They are students of the Canada Israel Hockey School based in the northern Israeli city of Metula and, on Sunday, they faced off against the Corydon Comets Pewee A3 team.
The team consists of 12 Jewish and five Muslim children from the Galilee region, said Shelley Faintuch, community relations director for the Jewish Federation of Winnipeg.
“These kids wouldn’t have an opportunity otherwise to play hockey together. They don’t all live in the same town,” she said. “The Muslim kids actually travel over two hours by car to get to the ice rink in Metula twice a month. It is an entire outing and it mobilizes the entire family.”
Mike Mazeika, a Canadian, has been living and teaching hockey at the Metula school for 13 months.
“It is so rewarding,” said Mazeika. “I’m actually getting emotional… some of these kids could barely skate five days ago and today they played so well.”
DJ Schneeweiss, the Israeli consul general, flew in from Toronto to watch the students take on the local team on Sunday. He said bringing the students to Canada can educate Canadians about the culture of Israel that is often misinterpreted.
“It brings a young face of Israel into Canada and very completely human face,” said Schneeweiss.
Schneeweiss said with conflict in the Middle East, playing hockey in Metula can be a healthy distraction.
“When you go into an area like that, it’s all self-contained. It’s sort of its own world. And I think that’s probably a good thing; it allows them to sort of shut out what may be going on outside.”

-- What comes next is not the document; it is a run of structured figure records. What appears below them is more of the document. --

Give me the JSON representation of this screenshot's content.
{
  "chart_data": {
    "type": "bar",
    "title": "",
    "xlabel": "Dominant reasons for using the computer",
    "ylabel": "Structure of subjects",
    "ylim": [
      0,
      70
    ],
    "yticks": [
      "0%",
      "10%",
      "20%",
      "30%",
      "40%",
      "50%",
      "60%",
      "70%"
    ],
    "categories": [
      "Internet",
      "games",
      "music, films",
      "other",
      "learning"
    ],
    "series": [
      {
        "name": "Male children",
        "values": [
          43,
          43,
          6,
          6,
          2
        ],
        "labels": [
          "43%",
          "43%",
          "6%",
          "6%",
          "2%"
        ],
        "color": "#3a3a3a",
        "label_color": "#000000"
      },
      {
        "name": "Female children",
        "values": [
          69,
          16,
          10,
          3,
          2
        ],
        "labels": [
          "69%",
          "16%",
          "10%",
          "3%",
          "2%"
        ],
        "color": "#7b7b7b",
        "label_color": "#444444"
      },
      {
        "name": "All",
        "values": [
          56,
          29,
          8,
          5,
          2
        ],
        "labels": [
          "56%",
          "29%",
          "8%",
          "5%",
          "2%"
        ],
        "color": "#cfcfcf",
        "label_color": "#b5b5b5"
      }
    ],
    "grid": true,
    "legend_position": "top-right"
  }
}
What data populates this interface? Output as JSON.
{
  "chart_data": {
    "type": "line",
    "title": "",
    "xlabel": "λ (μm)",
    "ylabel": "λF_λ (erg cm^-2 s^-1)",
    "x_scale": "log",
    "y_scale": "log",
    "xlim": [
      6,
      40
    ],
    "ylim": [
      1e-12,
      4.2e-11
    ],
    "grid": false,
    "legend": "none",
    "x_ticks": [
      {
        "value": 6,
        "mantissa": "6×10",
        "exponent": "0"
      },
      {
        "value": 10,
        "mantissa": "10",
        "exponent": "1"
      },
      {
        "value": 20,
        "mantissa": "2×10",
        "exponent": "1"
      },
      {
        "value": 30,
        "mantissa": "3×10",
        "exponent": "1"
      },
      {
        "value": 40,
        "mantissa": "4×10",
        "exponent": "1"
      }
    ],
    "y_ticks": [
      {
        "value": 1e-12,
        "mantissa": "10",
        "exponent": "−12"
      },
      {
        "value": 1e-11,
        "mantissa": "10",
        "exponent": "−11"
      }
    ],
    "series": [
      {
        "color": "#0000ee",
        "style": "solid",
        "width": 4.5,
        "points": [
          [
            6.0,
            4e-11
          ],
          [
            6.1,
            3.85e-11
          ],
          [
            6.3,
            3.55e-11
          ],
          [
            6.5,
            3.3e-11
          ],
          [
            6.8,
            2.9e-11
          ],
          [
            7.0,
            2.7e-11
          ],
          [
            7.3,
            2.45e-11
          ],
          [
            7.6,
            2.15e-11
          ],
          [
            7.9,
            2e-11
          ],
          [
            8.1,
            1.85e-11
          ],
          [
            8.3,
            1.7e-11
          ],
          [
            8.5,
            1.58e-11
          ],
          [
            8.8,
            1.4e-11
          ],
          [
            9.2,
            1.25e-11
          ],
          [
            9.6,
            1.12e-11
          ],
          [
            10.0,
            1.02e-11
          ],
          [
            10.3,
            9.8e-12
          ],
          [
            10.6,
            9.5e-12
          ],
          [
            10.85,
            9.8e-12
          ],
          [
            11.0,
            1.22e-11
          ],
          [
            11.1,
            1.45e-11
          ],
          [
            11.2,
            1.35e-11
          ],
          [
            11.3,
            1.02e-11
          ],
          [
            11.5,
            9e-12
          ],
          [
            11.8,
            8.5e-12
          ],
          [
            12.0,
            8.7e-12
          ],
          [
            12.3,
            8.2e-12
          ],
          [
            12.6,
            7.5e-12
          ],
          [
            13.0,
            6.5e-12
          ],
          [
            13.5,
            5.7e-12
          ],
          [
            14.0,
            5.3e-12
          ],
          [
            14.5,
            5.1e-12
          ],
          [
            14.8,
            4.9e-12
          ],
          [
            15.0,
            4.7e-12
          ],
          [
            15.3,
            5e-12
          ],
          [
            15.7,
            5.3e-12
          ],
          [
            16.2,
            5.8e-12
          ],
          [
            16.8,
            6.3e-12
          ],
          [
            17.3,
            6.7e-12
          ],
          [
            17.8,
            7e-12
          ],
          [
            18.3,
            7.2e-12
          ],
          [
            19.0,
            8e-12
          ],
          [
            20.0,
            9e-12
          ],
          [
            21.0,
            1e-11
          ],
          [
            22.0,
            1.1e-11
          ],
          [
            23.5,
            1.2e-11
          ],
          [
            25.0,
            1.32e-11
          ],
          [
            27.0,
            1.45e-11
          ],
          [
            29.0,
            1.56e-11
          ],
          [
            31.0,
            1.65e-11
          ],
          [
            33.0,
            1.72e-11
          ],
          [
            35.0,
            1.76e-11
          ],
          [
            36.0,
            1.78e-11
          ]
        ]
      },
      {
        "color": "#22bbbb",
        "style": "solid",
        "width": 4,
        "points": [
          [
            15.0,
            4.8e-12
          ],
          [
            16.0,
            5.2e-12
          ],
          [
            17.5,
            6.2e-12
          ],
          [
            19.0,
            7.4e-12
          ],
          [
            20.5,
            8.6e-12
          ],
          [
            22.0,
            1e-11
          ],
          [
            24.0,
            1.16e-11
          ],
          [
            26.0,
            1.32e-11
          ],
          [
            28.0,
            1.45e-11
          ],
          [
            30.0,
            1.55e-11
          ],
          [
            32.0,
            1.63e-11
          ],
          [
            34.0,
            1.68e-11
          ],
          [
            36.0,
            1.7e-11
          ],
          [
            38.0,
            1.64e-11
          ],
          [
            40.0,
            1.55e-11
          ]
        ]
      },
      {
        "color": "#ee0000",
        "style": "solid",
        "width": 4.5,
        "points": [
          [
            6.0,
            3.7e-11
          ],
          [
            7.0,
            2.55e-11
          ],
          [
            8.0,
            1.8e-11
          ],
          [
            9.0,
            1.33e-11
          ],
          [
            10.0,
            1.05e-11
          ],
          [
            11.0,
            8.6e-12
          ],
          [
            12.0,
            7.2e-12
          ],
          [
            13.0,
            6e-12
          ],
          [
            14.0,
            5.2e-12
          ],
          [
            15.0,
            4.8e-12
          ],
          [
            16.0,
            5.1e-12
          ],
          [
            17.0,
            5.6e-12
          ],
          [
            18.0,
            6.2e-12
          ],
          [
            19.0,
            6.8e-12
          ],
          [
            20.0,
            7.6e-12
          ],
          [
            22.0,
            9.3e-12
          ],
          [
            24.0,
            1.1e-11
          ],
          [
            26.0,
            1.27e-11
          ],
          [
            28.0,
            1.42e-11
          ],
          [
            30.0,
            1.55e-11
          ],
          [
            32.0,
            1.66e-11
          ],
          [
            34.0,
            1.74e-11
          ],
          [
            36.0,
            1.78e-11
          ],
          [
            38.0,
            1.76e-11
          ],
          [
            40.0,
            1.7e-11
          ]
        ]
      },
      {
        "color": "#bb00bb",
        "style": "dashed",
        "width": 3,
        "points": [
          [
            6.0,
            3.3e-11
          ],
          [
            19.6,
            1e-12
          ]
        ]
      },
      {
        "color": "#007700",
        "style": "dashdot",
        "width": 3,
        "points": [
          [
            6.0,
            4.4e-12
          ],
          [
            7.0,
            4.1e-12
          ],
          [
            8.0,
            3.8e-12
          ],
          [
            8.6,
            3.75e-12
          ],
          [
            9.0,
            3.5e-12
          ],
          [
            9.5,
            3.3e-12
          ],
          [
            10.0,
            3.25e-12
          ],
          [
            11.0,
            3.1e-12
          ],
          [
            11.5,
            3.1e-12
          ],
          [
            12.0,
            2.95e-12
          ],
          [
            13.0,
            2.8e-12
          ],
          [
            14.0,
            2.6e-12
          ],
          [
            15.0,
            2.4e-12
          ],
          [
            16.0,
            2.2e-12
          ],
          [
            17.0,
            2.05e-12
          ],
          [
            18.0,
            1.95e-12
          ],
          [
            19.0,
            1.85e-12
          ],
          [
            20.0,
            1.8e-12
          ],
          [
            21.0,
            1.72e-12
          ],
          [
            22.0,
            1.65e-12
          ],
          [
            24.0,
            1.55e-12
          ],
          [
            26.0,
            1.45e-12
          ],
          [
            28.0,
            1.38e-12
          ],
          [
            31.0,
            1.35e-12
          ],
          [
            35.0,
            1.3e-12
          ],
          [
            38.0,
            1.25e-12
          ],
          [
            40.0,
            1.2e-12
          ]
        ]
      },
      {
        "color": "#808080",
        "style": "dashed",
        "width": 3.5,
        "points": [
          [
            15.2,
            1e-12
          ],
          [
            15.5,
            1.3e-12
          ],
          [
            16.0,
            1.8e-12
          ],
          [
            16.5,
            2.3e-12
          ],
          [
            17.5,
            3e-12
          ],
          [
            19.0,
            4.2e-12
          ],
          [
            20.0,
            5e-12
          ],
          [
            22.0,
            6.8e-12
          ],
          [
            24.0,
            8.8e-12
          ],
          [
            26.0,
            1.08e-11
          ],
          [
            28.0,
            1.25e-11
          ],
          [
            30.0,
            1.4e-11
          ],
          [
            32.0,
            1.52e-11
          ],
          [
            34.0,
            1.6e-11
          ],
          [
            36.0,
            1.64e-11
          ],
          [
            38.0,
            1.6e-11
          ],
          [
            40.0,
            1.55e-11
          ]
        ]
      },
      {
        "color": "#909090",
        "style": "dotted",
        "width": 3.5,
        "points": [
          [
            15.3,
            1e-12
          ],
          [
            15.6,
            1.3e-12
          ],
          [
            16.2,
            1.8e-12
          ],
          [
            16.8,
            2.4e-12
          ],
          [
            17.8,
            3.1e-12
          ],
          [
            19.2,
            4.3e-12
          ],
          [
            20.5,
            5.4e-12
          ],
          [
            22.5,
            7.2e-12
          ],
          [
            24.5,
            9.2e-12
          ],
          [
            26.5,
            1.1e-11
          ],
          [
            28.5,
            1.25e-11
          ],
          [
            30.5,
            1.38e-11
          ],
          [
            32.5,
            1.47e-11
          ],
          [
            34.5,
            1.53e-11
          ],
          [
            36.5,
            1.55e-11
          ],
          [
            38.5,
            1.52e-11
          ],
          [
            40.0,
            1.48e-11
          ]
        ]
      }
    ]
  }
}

While in Winnipeg, the students played and practised their hockey skills for 90 minutes each morning. In the evenings, they participated in different Canadian activities such as bowling, curling and sledding before returning to their billet families.
Marla Vittera hosted the two youngest visitors, Amit Vinegrad, 11, and Itamar.
“It’s been exhausting but very rewarding,” said Vittera. “They have been doing so many things but they are enjoying themselves.”
Vittera said they enjoy the basic Canadian food.
“I took the time and made a great spaghetti dinner and no response,” said Vittera.
“I made chicken fingers and fries the next night and I’m a hero.”
Itamar’s favourite Canadian food on his visit has been pizza. While in Winnipeg, not only has his appetite improved, Itamar said his hockey skills have improved, too.
“They taught me a few new things that I didn’t know before,” said Itamar through his translator. “There a lot more opportunities here, so I feel that I am better.”
Itamar’s team is called the Macabi Young Metula.
By the end of the first period they were down 1-0 to the Comets. By the end of the second, it was 2-2. But in the third period, the Israeli team succumbed to the Comets 5-2.
It didn’t matter to the fans though. The cheers were loud for every save and every goal.